R – Claude Allègre – Nous ne délaissons pas ces domaines : mais leur capacité d'attraction ne nécessite pas, aujourd'hui, d'intervention spécifique plus marquée des pouvoirs publics. La littérature, l'histoire et d'une matière générale les sciences humaines et sociales restent très demandées et intéressent encore plus de la moitié des étudiants accueillis en France. En revanche les secteurs des sciences économiques et de gestion, des sciences administratives et de l'ingénieur appellent des efforts supplémentaires. Le ministère des Affaires étrangères s'y emploie fortement, et le ministère de l'Education nationale, avec la création d'une direction de la technologie, met en place un dispositif visant à instiller l'esprit de recherche et d'innovation dans nos formations afin de les rendre plus compétitives sur le marché du travail, et donc plus performantes aussi à l'étranger.
Q – Comment le ministère de l'Education nationale compte-t-il obtenir une harmonisation des formations supérieures en Europe, tant pour la durée des études que pour l'équivalence des diplômes, dont vous avez formulé le souhait à de nombreuses reprises cette année ?

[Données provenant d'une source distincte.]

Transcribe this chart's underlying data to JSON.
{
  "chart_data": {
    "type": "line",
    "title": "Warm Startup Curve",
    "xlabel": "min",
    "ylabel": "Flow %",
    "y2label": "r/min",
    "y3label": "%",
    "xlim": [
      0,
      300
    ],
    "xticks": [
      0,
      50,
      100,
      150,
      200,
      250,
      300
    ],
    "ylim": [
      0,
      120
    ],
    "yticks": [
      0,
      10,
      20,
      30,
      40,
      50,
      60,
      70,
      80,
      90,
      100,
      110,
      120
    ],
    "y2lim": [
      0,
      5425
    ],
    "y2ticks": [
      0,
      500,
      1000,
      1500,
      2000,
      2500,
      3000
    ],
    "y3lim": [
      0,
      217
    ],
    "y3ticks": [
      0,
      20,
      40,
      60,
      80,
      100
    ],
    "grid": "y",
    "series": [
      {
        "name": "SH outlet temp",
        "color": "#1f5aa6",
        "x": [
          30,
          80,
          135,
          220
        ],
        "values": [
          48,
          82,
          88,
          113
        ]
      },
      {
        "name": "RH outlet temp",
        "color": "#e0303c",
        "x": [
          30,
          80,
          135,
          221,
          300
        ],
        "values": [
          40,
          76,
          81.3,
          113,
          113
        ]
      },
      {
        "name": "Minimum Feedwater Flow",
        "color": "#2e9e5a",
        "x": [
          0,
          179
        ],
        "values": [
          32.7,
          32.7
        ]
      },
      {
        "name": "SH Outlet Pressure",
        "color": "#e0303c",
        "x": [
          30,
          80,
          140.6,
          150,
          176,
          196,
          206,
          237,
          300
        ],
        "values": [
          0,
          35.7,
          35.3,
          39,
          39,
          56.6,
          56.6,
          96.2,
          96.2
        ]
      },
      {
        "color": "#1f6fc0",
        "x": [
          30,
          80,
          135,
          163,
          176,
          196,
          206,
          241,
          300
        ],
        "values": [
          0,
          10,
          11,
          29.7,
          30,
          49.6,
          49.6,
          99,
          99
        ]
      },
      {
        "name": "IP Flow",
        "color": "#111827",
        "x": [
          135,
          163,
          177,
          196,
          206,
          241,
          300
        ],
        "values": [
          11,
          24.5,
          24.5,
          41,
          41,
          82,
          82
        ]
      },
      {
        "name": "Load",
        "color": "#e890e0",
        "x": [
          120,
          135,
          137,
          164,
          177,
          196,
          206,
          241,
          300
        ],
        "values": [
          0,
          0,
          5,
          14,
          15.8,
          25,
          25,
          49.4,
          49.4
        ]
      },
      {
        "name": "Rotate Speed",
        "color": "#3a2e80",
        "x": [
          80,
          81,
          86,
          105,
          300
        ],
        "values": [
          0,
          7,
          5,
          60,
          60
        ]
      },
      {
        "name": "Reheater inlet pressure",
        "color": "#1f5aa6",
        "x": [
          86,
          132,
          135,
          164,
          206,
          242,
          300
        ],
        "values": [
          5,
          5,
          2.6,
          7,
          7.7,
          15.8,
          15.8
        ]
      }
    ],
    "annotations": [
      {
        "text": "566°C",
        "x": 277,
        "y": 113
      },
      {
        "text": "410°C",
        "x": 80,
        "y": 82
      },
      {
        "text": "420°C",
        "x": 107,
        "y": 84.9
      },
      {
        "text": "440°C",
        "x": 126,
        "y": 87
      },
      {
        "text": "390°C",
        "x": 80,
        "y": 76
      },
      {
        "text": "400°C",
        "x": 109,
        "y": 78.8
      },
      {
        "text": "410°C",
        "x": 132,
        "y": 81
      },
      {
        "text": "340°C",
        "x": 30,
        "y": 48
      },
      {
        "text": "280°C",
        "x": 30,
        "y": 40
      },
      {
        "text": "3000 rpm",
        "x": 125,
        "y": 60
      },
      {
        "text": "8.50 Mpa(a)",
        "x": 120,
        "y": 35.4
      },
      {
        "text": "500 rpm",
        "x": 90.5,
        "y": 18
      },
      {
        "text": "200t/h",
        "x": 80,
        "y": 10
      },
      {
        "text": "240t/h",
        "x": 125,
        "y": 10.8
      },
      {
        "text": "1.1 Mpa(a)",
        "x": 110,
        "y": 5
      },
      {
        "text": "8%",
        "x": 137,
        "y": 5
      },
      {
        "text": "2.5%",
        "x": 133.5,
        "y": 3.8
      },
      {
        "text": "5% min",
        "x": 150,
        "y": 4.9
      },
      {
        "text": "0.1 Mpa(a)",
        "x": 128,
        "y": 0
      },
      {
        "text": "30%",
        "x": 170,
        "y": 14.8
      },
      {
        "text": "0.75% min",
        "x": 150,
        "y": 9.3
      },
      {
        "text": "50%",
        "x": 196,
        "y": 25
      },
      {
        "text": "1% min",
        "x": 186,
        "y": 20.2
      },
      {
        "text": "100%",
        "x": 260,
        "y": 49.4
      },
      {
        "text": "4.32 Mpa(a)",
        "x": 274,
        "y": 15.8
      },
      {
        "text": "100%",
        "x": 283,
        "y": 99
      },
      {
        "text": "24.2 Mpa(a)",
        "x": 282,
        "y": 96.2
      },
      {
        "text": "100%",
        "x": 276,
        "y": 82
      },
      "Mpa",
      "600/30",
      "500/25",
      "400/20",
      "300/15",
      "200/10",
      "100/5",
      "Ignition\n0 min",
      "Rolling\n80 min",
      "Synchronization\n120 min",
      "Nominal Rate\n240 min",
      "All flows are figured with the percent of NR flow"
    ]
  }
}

R – Claude Allègre – Il est clair que si nous voulons promouvoir les formations et la recherche française, il faut en même temps nous soucier de la lisibilité et de la simplification de notre système universitaire. Lorsqu'un étudiant ou un jeune chercheur étranger nous fait l'honneur de venir étudier dans notre pays, la moindre des choses est de lui délivrer à la sortie du diplôme ou un niveau d'études qui soit reconnu dans le sien, et qui lui permette, à son retour, soit de trouver un emploi, soit de poursuivre des études chez lui. Notre ministère s'emploie actuellement à soutenir et à encourager un vaste débat initié par les universitaires européens eux-mêmes, qui, tout en tenant à préserver leur diversité et leurs spécificités, s'interrogent sur la manière dont ils pourront, ensemble, s'inscrire dans la compétition mondiale. Or, comme je le répète souvent, cette compétition sera avant tout celle de la matière grise. C'est pourquoi, à l'heure où nous construisons l'Europe économique et monétaire, il nous fait aussi préparer notre cohésion culturelle et intellectuelle.
J'ai, récemment, demandé à la commission Attali d'étudier comment, dans ce contexte d'édification d'un nouvel espace culturel solidaire, condition nécessaire à l'émergence d'une citoyenneté européenne, il serait possible à la France, tout en conservant ses structures propres, d'adapter le dispositif complexe de ses universités et de ses grandes écoles aux exigences du monde de demain.
Conscient d'un enjeu majeur pour l'université européenne du XXIème siècle, j'ai voulu, dès mon arrivée, donner une nouvelle impulsion à cette réflexion.
Le huit centième anniversaire de l'Université de Paris vient de nous offrir l'occasion de déclarer la volonté commune des universitaires et des politiques d'encourager et d'accélérer ce processus d'harmonisation des cursus, qui s'est mis en place très naturellement, depuis quelques années, à l'échelle de l'Europe.